How does next-generation AI enable autonomous manufacturing?
Here are four specific technology advances in and around AI that enable higher productivity in manufacturing:
- Federated learning solves the problem of how to train with proprietary data. Manufacturers are often hesitant to let manufacturing data leave their factories. But each factory doesn’t in itself create enough data to train robust models – you need data from many factories to build autonomous systems. Federated learning is a relatively new development in AI tha makes it possible to train and enhance AI models locally at the factory, to only send model improvements back to the “mothership”. In this way, the proprietary data can stay private, the AI models can benefit from the input of many factories at the same time.
- More robust AI models make it easier to retrofit existing plants. The more homogenous a factory, the easier it is to automate. But as we discussed above, the world is far messier. Once plants start operating, homogeneity quickly gives way for the messy reality of a shop floor. And that is not even taking into account all the factories that have equipment brought together from many vendors. The smarter AI models we have, the easier it is to provide “all purpose” automation upgrades, because the AI will be resilient enough to take all the small and big variations into account.
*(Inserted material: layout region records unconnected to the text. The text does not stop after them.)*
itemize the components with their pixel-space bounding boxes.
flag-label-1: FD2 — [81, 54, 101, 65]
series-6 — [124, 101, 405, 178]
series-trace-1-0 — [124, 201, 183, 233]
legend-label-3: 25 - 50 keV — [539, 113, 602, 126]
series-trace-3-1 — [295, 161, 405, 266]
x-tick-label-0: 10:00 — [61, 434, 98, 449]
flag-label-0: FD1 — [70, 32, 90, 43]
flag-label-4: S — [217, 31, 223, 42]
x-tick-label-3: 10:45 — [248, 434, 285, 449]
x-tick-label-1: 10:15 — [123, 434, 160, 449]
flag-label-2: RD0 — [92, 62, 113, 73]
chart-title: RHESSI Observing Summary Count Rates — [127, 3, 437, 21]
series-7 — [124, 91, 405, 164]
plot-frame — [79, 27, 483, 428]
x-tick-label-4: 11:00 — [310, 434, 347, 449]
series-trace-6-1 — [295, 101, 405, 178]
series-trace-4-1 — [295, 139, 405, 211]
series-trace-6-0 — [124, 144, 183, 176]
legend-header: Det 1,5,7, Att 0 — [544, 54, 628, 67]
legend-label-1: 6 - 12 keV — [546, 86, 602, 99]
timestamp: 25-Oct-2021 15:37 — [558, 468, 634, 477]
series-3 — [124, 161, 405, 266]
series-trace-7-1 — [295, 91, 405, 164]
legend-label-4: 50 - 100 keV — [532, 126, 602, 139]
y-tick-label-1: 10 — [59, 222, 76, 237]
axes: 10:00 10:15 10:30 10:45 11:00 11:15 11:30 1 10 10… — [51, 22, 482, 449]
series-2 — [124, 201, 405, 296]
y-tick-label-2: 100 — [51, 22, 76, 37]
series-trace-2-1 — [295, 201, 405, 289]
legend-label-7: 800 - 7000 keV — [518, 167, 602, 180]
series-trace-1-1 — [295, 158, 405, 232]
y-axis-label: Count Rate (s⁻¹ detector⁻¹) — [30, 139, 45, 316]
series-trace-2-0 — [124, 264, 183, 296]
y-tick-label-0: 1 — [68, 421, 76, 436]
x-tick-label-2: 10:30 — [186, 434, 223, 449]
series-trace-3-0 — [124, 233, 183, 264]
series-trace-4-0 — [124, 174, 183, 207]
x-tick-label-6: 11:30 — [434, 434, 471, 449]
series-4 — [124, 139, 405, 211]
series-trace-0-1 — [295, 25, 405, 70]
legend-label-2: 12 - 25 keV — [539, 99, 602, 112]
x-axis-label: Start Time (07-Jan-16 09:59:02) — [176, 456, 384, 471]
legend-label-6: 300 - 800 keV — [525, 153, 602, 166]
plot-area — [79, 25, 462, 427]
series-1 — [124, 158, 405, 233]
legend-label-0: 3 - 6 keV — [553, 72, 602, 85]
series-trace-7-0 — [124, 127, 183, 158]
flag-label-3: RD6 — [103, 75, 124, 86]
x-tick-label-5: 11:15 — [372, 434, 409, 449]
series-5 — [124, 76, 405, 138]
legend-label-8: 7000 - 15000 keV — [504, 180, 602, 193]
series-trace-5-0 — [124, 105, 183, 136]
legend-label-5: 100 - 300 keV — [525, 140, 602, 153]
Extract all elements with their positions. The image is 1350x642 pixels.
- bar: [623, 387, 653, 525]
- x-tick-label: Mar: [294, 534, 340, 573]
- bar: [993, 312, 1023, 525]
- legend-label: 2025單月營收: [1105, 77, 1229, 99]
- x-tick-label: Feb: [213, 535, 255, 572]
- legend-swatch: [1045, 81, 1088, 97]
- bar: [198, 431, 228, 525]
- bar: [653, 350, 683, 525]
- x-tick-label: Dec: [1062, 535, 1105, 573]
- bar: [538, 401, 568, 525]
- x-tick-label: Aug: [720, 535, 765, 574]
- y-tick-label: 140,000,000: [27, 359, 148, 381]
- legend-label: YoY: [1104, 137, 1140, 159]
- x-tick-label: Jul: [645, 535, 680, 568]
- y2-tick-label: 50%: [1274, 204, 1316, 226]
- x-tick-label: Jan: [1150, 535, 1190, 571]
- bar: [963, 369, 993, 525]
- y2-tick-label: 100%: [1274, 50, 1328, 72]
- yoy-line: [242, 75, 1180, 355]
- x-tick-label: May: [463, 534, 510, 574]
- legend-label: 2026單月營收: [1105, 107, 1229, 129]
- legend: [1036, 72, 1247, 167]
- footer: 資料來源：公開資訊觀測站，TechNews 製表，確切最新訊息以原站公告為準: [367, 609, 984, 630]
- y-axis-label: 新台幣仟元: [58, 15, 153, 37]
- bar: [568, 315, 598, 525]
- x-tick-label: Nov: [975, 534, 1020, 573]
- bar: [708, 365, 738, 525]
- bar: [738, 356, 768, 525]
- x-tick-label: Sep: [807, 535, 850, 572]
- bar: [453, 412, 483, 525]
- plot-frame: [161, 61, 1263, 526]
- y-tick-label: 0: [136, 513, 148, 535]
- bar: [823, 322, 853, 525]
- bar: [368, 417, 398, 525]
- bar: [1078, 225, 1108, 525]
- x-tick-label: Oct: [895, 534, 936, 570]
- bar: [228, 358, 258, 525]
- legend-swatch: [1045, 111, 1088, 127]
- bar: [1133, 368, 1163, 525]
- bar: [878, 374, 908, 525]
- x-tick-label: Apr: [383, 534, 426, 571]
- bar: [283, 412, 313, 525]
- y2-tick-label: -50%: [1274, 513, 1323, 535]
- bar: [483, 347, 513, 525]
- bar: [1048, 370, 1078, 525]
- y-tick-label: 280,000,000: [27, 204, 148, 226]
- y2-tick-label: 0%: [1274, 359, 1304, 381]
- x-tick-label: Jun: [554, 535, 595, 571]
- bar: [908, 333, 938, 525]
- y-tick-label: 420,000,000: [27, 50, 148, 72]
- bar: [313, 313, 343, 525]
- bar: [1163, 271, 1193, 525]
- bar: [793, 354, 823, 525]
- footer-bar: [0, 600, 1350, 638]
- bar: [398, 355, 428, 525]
Federated learning helps, as do general advances in AI (including generative AI).
- Cheaper access to data. The past 15 years have seen massive decreases in the cost of sensors and cameras – in particular driven by the smart-phone revolution. Ubiquitous and inexpensive sensors and cameras make it possible to see and measure everything so we get the data we need. This was a big enabler as it helps provide access to training data. The approaches we mentioned above now helps unlock the value of that data.
- A much faster journey from idea to production. Generative foundation models make it much easier to go from concept to production model. And technologies like additive manufacturing (3D printing) help us more quickly test prototypes and even go to production ready models.
These are not alone. There are so many incredible developments right now that promise to give us a better and smarter way to make things. We are excited to back amazing founders from companies like Octaipipe, Ai Build, Hirundo and ThingTrax who work hard to bring the vision to reality, and we always look to meet more founders who are determined to transform how the world works and how things are made.